O governo do estado não apenas manteve a classificação de bandeira vermelha para a região da Macroserra de Caxias do Sul, como retirou a possibilidade de que as prefeituras fizessem protocolos próprios ao proibir o modelo de cogestão. Sobre a medida, o presidente da Associação dos Municípios da Encosta Superior do Nordeste (Amesne) afirmou à rádio Gaúcha Serra na manhã desta terça-feira (1) que solicita aos prefeitos mais ações de conscientização à população. José Carlos Breda entende que muitos setores relaxaram com as medidas de segurança, mas considera que estima melhora nos casos a partir de 15 de dezembro. Quanto à decisão do governo Eduardo Leite anunciada na segunda-feira (30), Breda afirmou:

— Foi surpresa, mas vejo como uma medida ponderada porque o estado como um todo está passando um momento difícil e todos precisam unir forças — disse.

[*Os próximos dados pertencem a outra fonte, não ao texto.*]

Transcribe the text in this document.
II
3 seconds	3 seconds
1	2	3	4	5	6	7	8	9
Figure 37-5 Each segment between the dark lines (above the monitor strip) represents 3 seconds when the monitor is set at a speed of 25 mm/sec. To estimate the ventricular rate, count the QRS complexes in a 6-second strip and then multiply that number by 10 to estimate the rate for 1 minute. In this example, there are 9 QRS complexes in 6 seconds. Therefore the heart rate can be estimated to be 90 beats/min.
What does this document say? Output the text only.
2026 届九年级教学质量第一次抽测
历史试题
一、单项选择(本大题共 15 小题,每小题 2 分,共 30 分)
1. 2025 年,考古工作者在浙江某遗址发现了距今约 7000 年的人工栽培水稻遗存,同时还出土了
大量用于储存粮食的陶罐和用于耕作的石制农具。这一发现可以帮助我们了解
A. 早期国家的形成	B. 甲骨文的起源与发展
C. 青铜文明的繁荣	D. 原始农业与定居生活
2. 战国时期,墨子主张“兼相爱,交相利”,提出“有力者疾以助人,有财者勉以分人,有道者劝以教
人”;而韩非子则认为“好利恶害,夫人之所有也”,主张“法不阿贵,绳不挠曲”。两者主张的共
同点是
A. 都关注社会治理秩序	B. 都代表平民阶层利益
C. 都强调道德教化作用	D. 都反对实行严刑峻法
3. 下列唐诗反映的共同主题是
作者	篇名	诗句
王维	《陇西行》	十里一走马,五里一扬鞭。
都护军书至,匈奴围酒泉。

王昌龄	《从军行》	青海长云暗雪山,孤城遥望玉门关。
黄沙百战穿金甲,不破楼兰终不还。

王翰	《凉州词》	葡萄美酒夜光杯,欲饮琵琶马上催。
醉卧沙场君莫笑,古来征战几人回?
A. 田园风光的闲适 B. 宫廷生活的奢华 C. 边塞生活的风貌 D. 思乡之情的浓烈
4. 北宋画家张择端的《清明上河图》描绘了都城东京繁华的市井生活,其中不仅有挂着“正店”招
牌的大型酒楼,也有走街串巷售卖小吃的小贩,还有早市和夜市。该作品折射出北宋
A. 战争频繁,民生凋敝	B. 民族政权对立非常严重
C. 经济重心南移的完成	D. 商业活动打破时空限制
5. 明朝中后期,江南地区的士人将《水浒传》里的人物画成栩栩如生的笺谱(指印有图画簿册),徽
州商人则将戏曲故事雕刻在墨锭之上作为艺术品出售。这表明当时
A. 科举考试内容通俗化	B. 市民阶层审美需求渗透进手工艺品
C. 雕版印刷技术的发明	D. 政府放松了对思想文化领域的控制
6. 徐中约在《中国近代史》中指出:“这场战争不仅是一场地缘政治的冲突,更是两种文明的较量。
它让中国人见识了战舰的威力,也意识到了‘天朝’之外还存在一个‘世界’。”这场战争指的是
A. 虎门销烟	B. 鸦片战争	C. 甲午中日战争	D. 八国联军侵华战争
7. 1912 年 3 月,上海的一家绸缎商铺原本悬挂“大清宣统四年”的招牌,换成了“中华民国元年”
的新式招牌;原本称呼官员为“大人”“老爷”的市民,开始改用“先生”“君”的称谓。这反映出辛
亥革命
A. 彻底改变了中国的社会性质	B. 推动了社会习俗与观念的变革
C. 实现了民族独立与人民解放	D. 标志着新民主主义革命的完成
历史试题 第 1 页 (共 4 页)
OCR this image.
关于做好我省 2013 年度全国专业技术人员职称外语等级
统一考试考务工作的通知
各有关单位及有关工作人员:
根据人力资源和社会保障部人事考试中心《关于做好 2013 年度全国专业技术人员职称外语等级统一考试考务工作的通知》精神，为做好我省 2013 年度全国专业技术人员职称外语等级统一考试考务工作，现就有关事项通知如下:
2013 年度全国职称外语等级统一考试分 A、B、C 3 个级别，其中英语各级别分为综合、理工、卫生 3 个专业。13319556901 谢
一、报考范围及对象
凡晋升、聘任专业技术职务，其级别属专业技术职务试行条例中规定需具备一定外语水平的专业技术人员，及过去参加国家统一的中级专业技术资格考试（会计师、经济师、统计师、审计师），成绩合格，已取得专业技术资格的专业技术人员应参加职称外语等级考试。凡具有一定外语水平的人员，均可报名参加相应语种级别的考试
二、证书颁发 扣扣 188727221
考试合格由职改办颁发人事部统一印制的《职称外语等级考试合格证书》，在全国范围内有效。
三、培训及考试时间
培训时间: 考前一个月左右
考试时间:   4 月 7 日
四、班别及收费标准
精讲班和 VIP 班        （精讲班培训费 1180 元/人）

Conforme o presidente da Amesne, houve piora no cenário de casos e internações nos últimos meses. 

— São várias questões. A eleição, não tem como negar isso. Tem um certo relaxamento da população como um todo, pensaram que não seria mais um problema (o coronavírus). Até setores como supermercados podem ter contribuído. Já vi alguns que não tem mais controle. Por isso houve a proliferação e, como consequência, maior número de internações — disse.

Questionado sobre as administrações municipais e o próprio governo do estado não ter marcado mais presença quanto a orientações de prevenção, Breda entende que o momento não é para encontrar culpados.

— Todos nós somos responsáveis e agora não tem como atribuir culpa a A, B ou C. Também existe o fator de estarmos chegando ao final dos mandatos municipais. A troca de gestões, secretários de saúde às vezes buscando outras ocupações, isso é sério e pode também ter contribuído  — diz.

Questionado sobre os próprios políticos terem protagonizado aglomerações, Breda respondeu:

— Os políticos são acusados de dar mal exemplo, nós defendemos que não houvesse realização de eleição agora. Então fomos acusados de queremos legislar em causa própria. Quem acreditou que não teria movimento foi o TRE (Tribunal Regional Eleitoral), TSE (Tribunal Superior Eleitoral), está aí o resultado! Esses não são questionados — 

Conforme Breda, com campanhas de prevenção ao contágio, é possível que os casos e internações reduzam a partir da semana que se inicia no dia 14. 

— A expectativa é de que, se continuarmos a fazer o monitoramento, tenhamos uma redução significativa chegando a ocupação de leitos em 73%, 74% não na próxima semana, mas na seguinte — afirma.